Высокий тут же отвернулся и побежал по песку, слегка прихрамывая на левую ногу. Глядя на него, Венди подумала, что, наверное, тоже стоит начать бегать – это ведь еще один прекрасный способ отвлечься от разочарований и горечи…
Девушка хмыкнула, увидав, как пухляк что-то крикнул вслед убегавшему, эмоционально пнул ногой песок, развернулся и побрёл к ступеням, чтоб вернуться в усадьбу.
– Не слишком удачное утро. Бывает, – пробормотала Венди, раздумывая, стоит ли дополнять свою картину таким элементом, как бегущий человек.
Когда она вновь посмотрела на пляж, то не увидала бегущего. Зато увидала лежащего. У самой кромки воды. На боку.
– Эй! Эй! – закричала Венди, бросая кисти и срываясь в бег. Она вдруг вспомнила, как упал, получив сердечный приступ, её отец.
Пухляк, уже прошедший несколько ступенек, обернулся на вопли девушки, тоже что-то выкрикнул и поспешил за Венди. Но споткнулся о некую корягу и проехал грудью и лицом по песку.
Так что к долговязому первой подбежала Венди. Схватила за плечи, чтоб перевернуть его на спину. Он был очень худ, но широкоплеч и тяжел. Но она справилась.
Лицо белое, тонкое, даже изможденное, как после долгой болезни. Нос прямой, крупный, чуть свернут набок, упрямый подбородок небрит уже дня три.

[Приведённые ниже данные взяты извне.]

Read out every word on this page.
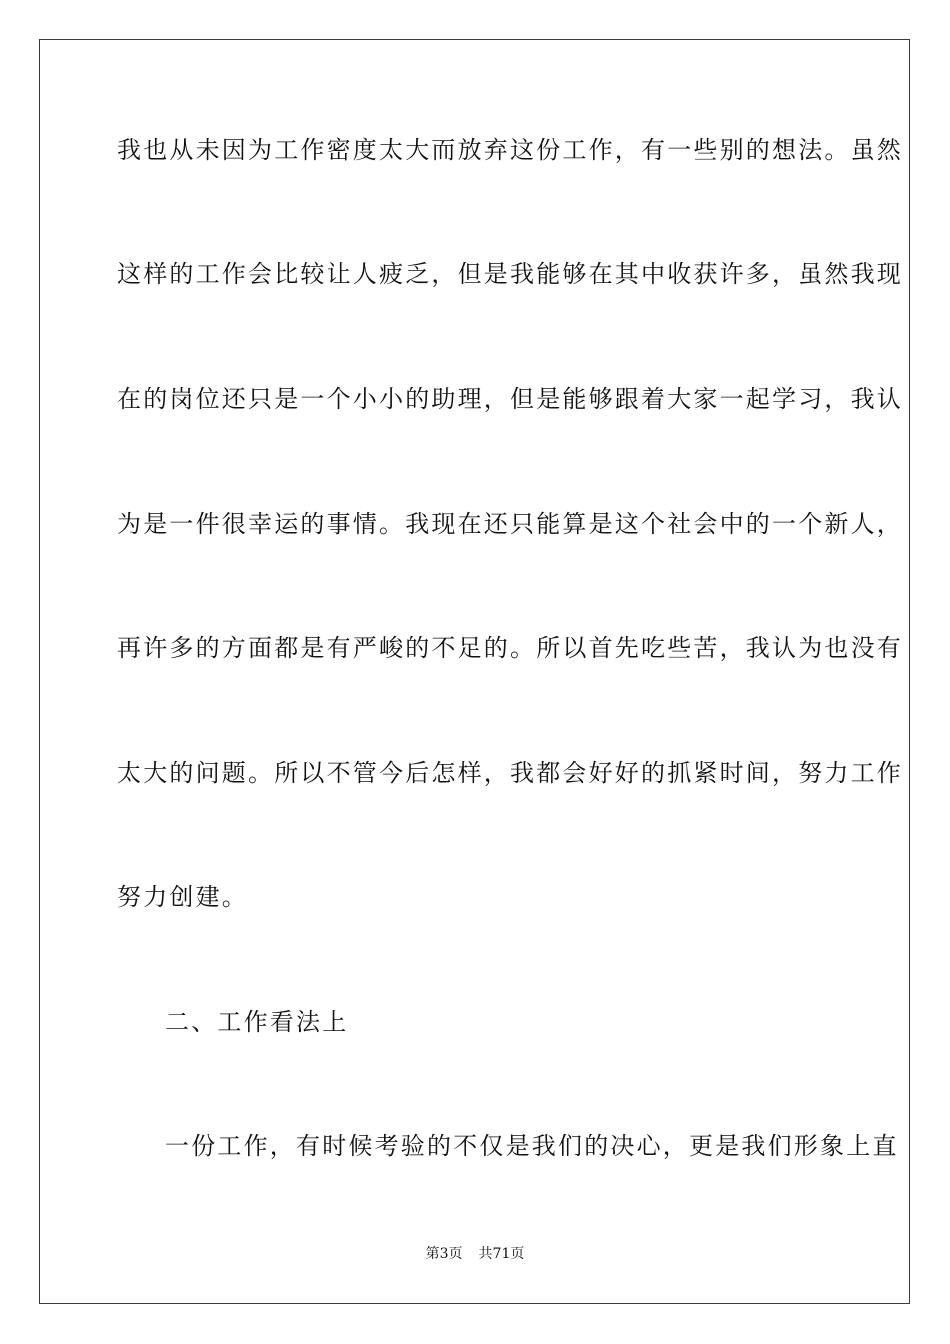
我也从未因为工作密度太大而放弃这份工作，有一些别的想法。虽然
这样的工作会比较让人疲乏，但是我能够在其中收获许多，虽然我现
在的岗位还只是一个小小的助理，但是能够跟着大家一起学习，我认
为是一件很幸运的事情。我现在还只能算是这个社会中的一个新人，
再许多的方面都是有严峻的不足的。所以首先吃些苦，我认为也没有
太大的问题。所以不管今后怎样，我都会好好的抓紧时间，努力工作
努力创建。
二、工作看法上
一份工作，有时候考验的不仅是我们的决心，更是我们形象上直
第3页 共71页
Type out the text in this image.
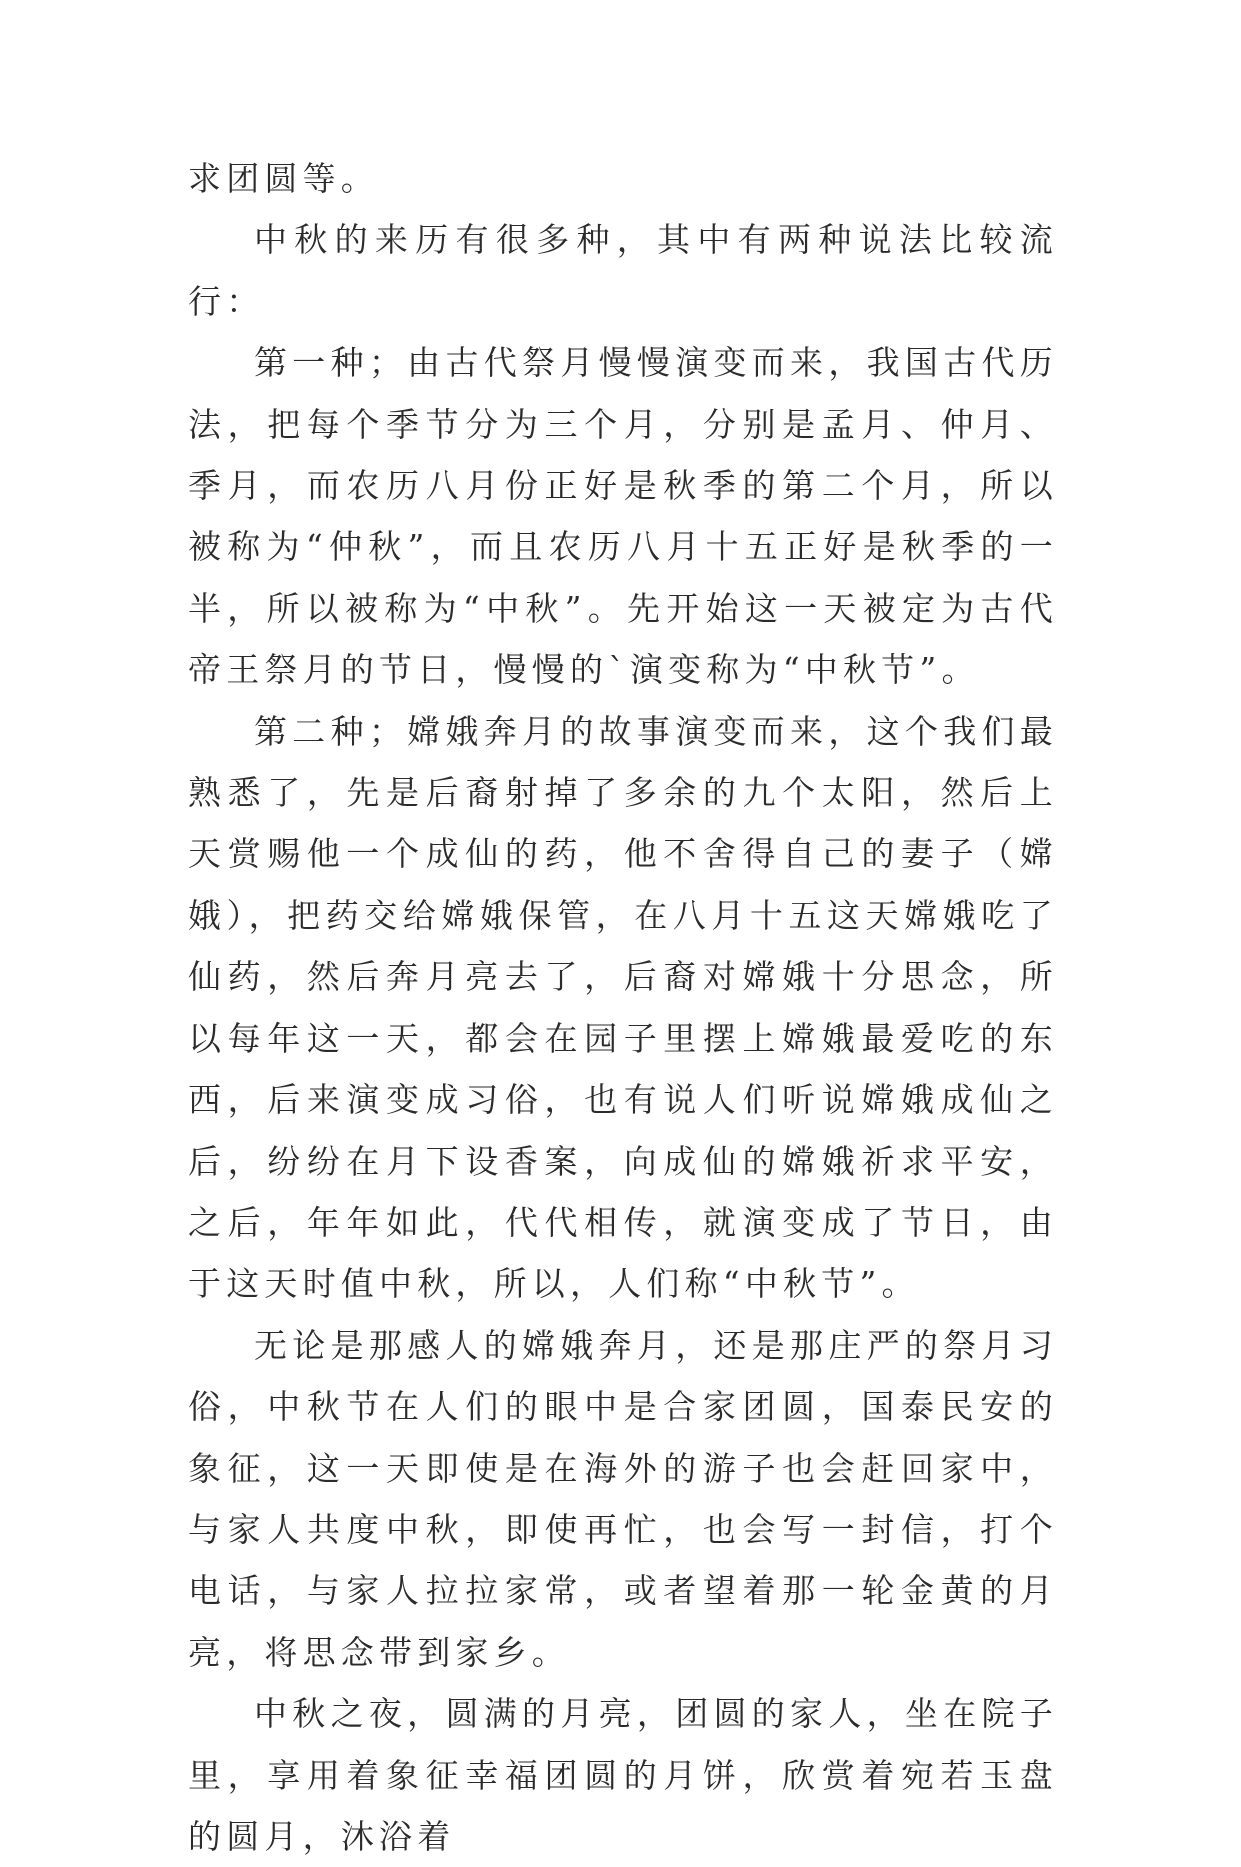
求团圆等。

中秋的来历有很多种，其中有两种说法比较流行：

第一种；由古代祭月慢慢演变而来，我国古代历法，把每个季节分为三个月，分别是孟月、仲月、季月，而农历八月份正好是秋季的第二个月，所以被称为“仲秋”，而且农历八月十五正好是秋季的一半，所以被称为“中秋”。先开始这一天被定为古代帝王祭月的节日，慢慢的`演变称为“中秋节”。

第二种；嫦娥奔月的故事演变而来，这个我们最熟悉了，先是后裔射掉了多余的九个太阳，然后上天赏赐他一个成仙的药，他不舍得自己的妻子（嫦娥），把药交给嫦娥保管，在八月十五这天嫦娥吃了仙药，然后奔月亮去了，后裔对嫦娥十分思念，所以每年这一天，都会在园子里摆上嫦娥最爱吃的东西，后来演变成习俗，也有说人们听说嫦娥成仙之后，纷纷在月下设香案，向成仙的嫦娥祈求平安，之后，年年如此，代代相传，就演变成了节日，由于这天时值中秋，所以，人们称“中秋节”。

无论是那感人的嫦娥奔月，还是那庄严的祭月习俗，中秋节在人们的眼中是合家团圆，国泰民安的象征，这一天即使是在海外的游子也会赶回家中，与家人共度中秋，即使再忙，也会写一封信，打个电话，与家人拉拉家常，或者望着那一轮金黄的月亮，将思念带到家乡。

中秋之夜，圆满的月亮，团圆的家人，坐在院子里，享用着象征幸福团圆的月饼，欣赏着宛若玉盘的圆月，沐浴着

Справа, на скуле розовел кривой, довольно свежий шрам, на нижней губе был еще один, маленький, серебристый. Мужчина еле дышал, с хрипами, глаза были закрыты.
Венди сняла куртку, скрутила в валик, сунула ему под голову.
– Эй, вы меня слышите? Эй, мистер, я звоню врачу, – сообщила она, хлопая себя по карманам.
Дьявол! Она забыла телефон! Остался у мольберта!
– О, мисс, как он? – это пухляк подоспел, рухнул на колени рядом с ней, схватил лежащего за руку, потряс. – Гил! Ублюдок! Отвечай!
– Вы что?! – возмутилась Венди. – Телефон! Вызывайте помощь!
– Да! Ах, да! – выкрикнул пухляк, вытащил сотовый из кармана куртки, стал лихорадочно набирать номер. – Поговорите с ним! Это нужно! – крикнул он девушке, поднимаясь и уходя в сторону.